I stumbled upon a now six month old piece from the New York Times today: Making College 'Relevant'. It discusses the trend, well known to everyone in academia, of colleges and universities catering more and more to students' desires to use college as job training. This is a much graver issue for the liberal arts majors than for the sciences, as a science heavy major is seen as one which will net a high paying job. Mathematics has long straddled the gap between liberal art and science, so even though we might not be hurting for majors, I believe this trend is still worth worrying over.
Even if the top three jobs in the U.S. are mathematics based, mathematics education can suffer from students too concerned with their future earnings. These students are the ones who complain when we show a proof of the mean value theorem, instead of just give them the formula to memorize. They complain that they don't want to learn this or that, because "when will they ever need to know that?" Of course they are missing the point of mathematics if this is their approach.

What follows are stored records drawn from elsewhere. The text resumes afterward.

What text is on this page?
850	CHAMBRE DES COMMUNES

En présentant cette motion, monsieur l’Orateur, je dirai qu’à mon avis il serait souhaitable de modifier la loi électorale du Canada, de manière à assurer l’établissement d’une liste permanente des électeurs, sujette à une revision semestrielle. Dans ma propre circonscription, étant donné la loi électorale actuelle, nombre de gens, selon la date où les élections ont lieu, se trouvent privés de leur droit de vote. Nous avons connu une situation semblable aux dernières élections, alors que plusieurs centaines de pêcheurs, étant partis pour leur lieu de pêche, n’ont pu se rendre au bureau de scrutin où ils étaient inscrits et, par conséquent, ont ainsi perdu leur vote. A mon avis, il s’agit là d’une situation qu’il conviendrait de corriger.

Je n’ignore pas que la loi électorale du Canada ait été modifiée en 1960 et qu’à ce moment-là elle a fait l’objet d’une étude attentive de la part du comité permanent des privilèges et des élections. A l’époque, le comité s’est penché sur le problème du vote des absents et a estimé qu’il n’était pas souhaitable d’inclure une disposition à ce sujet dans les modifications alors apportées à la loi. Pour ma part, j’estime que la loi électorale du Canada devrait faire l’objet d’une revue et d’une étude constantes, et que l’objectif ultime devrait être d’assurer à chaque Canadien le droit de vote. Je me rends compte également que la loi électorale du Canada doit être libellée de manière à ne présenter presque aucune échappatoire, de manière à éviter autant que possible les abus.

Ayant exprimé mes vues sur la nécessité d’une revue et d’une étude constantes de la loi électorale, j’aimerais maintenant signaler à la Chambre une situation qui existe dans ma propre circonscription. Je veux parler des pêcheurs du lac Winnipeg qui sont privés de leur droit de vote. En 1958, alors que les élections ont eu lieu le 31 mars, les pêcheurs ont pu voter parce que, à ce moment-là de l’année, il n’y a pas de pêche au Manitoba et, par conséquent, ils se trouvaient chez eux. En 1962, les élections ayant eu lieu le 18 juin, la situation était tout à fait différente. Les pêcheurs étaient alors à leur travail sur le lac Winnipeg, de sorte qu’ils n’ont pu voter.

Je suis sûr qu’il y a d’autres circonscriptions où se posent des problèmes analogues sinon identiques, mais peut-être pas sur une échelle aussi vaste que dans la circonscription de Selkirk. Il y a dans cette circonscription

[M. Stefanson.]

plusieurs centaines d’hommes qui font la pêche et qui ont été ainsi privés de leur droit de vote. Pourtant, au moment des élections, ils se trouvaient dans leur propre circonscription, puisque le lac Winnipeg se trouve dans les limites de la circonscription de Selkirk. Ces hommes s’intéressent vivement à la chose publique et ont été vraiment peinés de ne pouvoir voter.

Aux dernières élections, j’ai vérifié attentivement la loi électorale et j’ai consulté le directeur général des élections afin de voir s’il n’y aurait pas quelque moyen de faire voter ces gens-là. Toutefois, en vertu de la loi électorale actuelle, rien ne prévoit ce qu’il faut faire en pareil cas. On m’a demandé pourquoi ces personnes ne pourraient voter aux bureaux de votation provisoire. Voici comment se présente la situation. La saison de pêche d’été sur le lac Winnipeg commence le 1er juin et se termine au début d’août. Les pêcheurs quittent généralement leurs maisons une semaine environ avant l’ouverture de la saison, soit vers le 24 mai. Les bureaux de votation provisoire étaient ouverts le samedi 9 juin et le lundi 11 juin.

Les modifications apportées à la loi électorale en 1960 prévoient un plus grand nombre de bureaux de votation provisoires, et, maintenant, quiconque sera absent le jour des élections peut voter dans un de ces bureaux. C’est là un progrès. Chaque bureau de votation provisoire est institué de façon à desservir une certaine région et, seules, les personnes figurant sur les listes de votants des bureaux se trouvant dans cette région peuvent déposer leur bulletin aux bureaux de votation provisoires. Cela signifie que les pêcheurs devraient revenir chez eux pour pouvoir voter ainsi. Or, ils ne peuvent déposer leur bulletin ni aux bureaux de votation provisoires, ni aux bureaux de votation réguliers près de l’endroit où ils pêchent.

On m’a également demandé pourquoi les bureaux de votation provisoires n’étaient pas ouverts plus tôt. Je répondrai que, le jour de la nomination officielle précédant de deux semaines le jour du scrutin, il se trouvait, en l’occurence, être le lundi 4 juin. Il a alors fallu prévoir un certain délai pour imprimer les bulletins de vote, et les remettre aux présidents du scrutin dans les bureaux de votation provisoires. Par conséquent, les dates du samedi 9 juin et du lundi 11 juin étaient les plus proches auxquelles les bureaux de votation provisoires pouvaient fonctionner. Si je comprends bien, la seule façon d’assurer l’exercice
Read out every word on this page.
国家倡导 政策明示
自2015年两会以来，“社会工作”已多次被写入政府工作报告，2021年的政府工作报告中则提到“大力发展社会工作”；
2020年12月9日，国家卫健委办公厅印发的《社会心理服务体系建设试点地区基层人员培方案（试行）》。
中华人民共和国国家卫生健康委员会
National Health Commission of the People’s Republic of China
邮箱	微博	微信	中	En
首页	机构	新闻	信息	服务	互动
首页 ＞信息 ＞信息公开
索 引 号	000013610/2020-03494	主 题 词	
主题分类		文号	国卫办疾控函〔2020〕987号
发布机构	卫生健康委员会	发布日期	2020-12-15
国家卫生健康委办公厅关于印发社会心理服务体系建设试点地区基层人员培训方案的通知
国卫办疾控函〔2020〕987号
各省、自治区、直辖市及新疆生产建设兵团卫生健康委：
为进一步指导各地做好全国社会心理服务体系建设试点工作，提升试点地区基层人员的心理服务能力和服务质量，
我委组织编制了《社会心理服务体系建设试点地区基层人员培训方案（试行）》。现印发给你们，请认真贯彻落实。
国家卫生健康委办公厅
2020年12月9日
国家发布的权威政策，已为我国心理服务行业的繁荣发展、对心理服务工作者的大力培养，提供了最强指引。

Luckily there is hope of a compromise. In the article it is reported that a survey by the Association of American Colleges and Universities of employers who hire at least 25% of their workforce from two- or four-year colleges found that 81% asked for better “critical thinking and analytical reasoning skills.” This is kind of mathematics thing. So now we have yet another argument for why students need to know the definition of the derivative: it will build greater critical thinking skills, which in turn will (sigh) make you more money.